We never learn from Homer’s texts how Helen finishes her life. The concluding lines of The Iliad tell us about Hector’s funeral: “Thus they busied themselves with the burial of Hector, tamer of horses.” The fall of the city and Helen’s return to her husband with other Achaeans are left outside the narrative.
According to Homer, Helen willingly runs away from her husband with Paris. But her lover is a weak coward, and later, she regrets her love and changes her mind about Paris as a person. From the Greek myths, we know that Paris is killed, so she passes over to Deiphobus, his younger brother. When the Trojan Horse enters the city, Helen hides the sword of her new husband so that Menelaus and Odysseus kill him.

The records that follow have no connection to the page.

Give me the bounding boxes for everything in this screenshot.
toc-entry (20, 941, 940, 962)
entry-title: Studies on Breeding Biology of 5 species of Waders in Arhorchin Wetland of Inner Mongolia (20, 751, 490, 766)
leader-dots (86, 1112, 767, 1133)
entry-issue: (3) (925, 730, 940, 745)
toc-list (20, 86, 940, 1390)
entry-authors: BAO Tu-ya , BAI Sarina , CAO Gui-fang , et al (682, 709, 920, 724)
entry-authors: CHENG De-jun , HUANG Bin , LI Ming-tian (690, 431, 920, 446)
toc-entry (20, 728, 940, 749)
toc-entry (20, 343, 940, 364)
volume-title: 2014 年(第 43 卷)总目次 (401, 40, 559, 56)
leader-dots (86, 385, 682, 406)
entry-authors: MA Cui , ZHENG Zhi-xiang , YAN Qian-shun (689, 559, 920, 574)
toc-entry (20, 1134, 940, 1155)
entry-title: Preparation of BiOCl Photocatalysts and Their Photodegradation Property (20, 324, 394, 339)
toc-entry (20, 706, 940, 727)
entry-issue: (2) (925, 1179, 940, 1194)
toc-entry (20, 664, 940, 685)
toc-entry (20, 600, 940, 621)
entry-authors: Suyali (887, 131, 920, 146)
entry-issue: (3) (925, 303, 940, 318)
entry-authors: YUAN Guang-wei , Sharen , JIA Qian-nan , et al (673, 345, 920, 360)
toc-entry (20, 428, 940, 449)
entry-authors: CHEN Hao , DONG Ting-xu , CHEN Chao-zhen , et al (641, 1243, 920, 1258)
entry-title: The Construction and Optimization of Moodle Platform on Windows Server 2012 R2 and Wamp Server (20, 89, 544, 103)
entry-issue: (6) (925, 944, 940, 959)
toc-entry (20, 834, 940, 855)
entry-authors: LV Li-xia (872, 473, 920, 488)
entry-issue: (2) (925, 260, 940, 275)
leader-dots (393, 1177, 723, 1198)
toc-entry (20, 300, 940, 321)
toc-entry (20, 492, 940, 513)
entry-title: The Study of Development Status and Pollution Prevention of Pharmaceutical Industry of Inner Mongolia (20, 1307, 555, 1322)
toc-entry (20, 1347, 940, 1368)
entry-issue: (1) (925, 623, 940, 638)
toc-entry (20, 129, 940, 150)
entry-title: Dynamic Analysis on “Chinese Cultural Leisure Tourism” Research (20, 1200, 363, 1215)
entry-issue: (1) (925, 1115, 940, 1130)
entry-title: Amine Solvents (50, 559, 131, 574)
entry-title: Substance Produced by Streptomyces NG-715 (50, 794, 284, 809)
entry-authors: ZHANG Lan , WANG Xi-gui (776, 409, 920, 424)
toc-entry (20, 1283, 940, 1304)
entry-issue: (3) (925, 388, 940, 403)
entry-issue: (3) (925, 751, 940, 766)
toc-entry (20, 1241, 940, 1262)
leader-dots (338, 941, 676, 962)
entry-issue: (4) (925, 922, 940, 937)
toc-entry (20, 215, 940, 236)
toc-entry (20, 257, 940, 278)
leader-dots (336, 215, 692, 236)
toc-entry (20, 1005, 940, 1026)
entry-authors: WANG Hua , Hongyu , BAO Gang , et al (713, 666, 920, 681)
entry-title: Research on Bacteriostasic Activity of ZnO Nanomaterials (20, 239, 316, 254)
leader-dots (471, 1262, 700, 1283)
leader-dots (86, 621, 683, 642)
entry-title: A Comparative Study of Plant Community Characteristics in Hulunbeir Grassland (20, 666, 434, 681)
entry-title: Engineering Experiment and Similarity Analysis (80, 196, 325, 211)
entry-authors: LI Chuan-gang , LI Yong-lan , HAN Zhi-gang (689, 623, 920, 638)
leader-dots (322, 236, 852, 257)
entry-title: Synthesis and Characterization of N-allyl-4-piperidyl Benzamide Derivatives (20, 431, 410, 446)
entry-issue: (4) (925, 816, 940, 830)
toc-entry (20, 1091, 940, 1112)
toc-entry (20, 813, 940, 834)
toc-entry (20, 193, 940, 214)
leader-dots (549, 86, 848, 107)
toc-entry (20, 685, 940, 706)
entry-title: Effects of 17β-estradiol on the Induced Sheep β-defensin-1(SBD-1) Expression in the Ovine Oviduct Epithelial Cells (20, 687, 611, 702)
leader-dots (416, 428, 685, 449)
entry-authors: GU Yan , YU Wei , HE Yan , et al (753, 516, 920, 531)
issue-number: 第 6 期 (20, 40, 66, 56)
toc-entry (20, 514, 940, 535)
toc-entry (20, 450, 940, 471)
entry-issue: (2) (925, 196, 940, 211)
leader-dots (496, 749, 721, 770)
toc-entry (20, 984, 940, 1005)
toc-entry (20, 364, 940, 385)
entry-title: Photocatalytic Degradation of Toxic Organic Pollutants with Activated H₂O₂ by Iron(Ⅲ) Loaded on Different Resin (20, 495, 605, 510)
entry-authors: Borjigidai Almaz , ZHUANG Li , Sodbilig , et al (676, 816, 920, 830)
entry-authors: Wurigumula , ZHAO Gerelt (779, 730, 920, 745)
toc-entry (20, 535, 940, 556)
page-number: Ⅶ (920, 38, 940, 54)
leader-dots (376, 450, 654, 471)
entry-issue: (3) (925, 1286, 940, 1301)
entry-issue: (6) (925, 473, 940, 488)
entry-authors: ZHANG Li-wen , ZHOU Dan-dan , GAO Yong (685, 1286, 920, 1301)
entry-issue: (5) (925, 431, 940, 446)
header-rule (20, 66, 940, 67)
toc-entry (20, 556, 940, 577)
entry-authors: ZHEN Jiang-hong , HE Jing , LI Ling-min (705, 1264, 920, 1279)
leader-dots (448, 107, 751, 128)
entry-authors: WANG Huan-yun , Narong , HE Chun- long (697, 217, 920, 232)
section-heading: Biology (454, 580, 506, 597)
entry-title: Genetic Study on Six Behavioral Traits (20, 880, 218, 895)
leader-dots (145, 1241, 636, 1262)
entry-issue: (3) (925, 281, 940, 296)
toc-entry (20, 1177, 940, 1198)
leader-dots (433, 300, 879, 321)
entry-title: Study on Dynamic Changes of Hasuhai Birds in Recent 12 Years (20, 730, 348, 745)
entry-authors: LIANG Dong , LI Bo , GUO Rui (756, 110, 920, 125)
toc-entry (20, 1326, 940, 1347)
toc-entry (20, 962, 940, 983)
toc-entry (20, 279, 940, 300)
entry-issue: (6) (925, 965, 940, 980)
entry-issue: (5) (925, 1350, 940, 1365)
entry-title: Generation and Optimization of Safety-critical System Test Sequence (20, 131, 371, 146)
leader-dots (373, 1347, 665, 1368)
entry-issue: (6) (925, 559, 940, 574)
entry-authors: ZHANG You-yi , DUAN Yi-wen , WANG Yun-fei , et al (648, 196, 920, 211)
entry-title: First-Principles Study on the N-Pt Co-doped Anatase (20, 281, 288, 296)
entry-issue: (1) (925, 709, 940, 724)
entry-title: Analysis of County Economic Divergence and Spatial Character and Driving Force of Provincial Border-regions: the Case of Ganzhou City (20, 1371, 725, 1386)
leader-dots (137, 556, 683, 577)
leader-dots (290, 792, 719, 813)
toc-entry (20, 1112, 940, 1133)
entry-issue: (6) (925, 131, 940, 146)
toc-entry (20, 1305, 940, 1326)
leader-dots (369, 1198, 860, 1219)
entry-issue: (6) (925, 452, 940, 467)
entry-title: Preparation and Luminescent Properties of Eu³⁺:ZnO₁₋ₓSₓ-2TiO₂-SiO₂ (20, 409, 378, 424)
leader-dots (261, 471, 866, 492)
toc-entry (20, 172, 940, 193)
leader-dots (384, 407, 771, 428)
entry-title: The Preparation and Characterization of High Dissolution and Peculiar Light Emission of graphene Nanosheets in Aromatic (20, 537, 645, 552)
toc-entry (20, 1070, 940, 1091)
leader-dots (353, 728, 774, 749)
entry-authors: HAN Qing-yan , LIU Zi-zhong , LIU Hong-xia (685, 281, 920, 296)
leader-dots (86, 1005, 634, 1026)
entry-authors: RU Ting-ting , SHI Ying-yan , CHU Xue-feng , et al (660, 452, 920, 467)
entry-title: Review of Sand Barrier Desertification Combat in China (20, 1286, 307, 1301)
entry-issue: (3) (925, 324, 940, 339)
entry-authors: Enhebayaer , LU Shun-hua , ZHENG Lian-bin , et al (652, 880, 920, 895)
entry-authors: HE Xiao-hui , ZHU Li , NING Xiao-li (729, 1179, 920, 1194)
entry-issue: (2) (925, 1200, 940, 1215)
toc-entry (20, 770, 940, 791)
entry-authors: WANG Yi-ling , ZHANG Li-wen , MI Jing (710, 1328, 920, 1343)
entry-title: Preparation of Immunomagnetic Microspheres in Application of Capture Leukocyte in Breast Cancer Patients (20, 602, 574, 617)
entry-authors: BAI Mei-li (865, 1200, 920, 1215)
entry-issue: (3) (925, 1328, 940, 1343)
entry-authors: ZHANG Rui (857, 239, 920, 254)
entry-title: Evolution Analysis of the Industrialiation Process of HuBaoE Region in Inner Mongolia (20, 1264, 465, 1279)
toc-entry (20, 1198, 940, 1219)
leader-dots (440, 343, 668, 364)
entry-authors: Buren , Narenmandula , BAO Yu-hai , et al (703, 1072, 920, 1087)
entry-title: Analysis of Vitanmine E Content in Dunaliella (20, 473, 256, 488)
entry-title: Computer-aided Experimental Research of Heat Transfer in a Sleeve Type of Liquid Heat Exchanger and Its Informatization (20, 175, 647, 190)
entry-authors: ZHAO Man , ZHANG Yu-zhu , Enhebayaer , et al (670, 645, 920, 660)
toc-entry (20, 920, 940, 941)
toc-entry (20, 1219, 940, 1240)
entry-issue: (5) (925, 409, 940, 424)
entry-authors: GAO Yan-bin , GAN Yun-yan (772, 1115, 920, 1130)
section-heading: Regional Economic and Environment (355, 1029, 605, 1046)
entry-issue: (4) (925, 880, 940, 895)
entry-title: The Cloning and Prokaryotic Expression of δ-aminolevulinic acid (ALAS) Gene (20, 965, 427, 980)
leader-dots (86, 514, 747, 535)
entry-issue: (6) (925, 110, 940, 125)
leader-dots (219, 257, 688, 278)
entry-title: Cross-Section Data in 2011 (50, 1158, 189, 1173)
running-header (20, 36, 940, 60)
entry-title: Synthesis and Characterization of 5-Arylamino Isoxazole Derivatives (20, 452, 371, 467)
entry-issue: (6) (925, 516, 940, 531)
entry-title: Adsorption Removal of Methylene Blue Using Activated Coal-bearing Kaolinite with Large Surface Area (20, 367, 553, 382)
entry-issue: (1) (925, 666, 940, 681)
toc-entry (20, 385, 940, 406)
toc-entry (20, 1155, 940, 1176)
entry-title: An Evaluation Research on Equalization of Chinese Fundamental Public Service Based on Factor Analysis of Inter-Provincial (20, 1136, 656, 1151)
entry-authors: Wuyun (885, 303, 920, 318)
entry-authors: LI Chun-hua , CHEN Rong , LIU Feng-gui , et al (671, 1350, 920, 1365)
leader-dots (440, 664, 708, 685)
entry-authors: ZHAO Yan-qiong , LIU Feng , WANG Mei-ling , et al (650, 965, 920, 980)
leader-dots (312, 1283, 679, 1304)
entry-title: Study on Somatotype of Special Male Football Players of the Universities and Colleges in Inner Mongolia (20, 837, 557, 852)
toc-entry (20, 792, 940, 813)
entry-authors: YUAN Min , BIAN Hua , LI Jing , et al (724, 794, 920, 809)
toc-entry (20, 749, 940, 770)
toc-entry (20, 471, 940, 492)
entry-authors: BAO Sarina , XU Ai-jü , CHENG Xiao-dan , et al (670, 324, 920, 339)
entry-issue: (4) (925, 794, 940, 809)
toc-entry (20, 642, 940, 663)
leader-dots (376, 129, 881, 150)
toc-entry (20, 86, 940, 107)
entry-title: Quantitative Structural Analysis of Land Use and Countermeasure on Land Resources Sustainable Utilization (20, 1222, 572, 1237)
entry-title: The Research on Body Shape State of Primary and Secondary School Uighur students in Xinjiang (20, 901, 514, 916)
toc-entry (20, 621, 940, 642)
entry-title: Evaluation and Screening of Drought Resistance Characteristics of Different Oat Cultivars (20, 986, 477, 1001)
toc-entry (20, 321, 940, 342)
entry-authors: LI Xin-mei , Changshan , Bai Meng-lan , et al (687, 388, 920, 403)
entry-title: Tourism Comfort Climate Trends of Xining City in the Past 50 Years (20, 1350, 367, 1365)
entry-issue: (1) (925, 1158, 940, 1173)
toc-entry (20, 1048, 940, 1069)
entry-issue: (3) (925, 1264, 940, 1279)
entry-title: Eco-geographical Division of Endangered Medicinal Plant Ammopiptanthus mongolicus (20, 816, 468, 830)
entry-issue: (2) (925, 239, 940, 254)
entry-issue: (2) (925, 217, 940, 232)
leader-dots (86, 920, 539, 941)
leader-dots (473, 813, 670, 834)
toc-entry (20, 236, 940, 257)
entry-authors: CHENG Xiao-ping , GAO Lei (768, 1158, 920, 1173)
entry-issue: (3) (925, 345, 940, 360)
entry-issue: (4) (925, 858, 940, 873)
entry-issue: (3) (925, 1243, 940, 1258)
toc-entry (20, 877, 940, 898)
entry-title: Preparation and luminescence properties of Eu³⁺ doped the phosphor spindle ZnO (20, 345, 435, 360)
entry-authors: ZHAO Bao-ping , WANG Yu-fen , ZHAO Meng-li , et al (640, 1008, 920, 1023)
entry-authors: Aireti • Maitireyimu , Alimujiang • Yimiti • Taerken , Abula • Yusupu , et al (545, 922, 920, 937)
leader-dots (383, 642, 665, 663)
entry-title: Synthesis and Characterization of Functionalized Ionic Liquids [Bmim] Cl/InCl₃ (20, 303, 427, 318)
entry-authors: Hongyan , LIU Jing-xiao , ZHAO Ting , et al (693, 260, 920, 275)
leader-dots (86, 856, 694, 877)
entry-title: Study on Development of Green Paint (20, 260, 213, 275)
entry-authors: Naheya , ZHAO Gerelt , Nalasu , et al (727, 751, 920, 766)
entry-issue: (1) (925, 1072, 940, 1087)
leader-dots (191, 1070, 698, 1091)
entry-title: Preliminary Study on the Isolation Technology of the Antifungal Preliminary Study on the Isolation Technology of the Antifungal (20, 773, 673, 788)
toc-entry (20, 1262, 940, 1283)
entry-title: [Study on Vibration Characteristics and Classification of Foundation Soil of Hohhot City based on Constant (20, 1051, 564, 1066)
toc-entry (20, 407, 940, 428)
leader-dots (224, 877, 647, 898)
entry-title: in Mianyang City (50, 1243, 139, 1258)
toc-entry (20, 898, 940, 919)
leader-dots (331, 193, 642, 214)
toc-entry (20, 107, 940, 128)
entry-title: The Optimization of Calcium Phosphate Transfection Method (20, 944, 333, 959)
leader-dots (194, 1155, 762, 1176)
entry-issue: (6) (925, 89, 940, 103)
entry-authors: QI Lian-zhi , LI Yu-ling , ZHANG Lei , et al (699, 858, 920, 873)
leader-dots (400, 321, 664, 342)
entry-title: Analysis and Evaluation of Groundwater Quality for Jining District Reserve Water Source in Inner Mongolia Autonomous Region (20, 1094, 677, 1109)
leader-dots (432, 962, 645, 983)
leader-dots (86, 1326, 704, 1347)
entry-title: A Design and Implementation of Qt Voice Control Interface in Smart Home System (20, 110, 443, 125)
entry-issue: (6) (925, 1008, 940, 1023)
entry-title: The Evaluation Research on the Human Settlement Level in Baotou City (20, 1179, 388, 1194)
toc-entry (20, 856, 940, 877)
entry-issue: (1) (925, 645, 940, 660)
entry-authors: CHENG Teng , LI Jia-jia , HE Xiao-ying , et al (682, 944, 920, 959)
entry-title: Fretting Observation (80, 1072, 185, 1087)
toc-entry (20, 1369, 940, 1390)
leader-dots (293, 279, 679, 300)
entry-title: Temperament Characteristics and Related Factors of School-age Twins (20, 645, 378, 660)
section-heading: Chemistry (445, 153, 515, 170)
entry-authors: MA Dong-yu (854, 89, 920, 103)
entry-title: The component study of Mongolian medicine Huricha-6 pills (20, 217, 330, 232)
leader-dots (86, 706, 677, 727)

Stesichorus writes that the Achaeans and Trojans gathered to stone her to death. Menelaus said he wanted to kill the unfaithful wife himself. But when he raised the sword, Helen threw her robe off her shoulders. Menelaus did not dare kill such a beauty.
From this point, the story has two versions. According to the first one, Helen lived with Menelaus in Sparta happily ever after. According to the second story, after Menelaus’ death at an advanced age, Helen’s stepsons send her to exile to Rhodes. Polyxo (the Rhodian queen) hangs Helen in revenge for her husband’s death during the Trojan War.